Foundations of Complex Systems : Nonlinear Dynamics, Statistical Physics, Information and Prediction.
One can, in principle, still speak of causility in such systems, but only by redefining it, because self-organizing emergent systems are "causal" only in the sense that causation is "the outcome of an interacting set of mechanisms or powers. These causal mechanisms arise from the extra
organization that appears at each level of structure of laminated entities. Therefore, actual laminated events are to be explained as the outcome of an interacting set of level-abstracted real causal powers. Where the higher-lvel entity has genuinely emergent causal powers,
these cannot be sufficiently eliminated from causal explanations by any reductionist strategy. Causal Power of Social Structures: Emergence, Structure, and Agency.
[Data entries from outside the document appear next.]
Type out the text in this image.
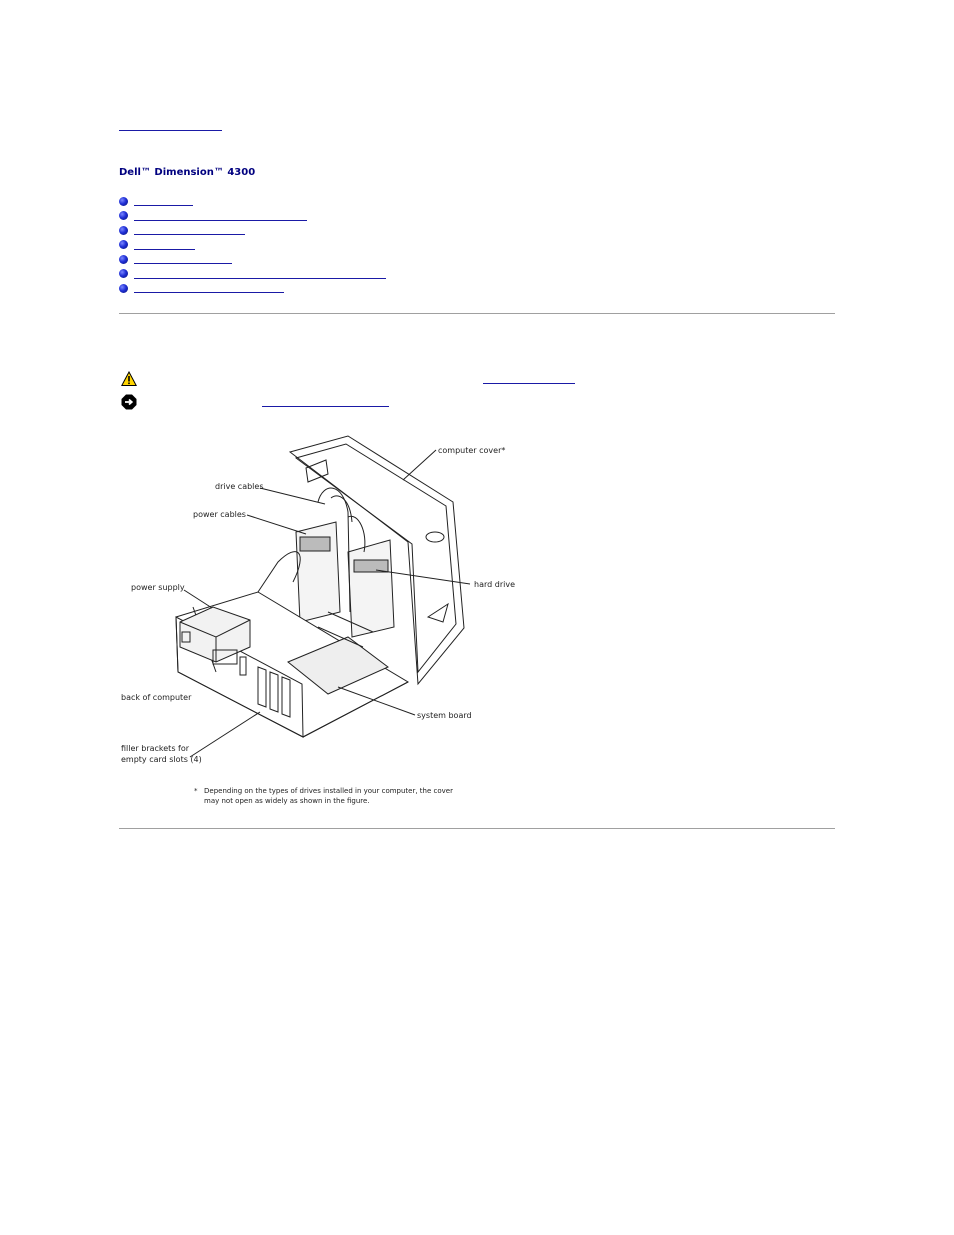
Dell™ Dimension™ 4300
computer cover*
drive cables
power cables
hard drive
power supply
back of computer
system board
filler brackets for
empty card slots (4)
* Depending on the types of drives installed in your computer, the cover
may not open as widely as shown in the figure.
Most dynamical systems, even those whose trajectories cannot be determined and are inherently nondeterministic, can still be considered causal, because (as you noted earlier), the indeterminacy is
epistemic, rather than ontological. However, it is unclear if this is true for dynamical systems with complex, heirarchichal feedback mechanism. Additionally, for some systems types little is known concerning their nature. Take, for example, the so-called "Fuzzy Blue Sky Catastrophe." Dynamical systems which involve bifurcations resulting in qualitative, nondeterministic changes are complex enough. However,
fuzzy nonlinear systems of this type are even more challenging to assess, and current studies have only scratched the surface (there was a paper on the subject published in the proceedings of a conference on nonlinear science and complexity).
So how can causality apply to the type of systems I'm referring to? In other words, if a system can't be broken down into component parts, and the initial conditions only act on the component parts (the locality principle in physics), then what causes the emergent behavior of the system?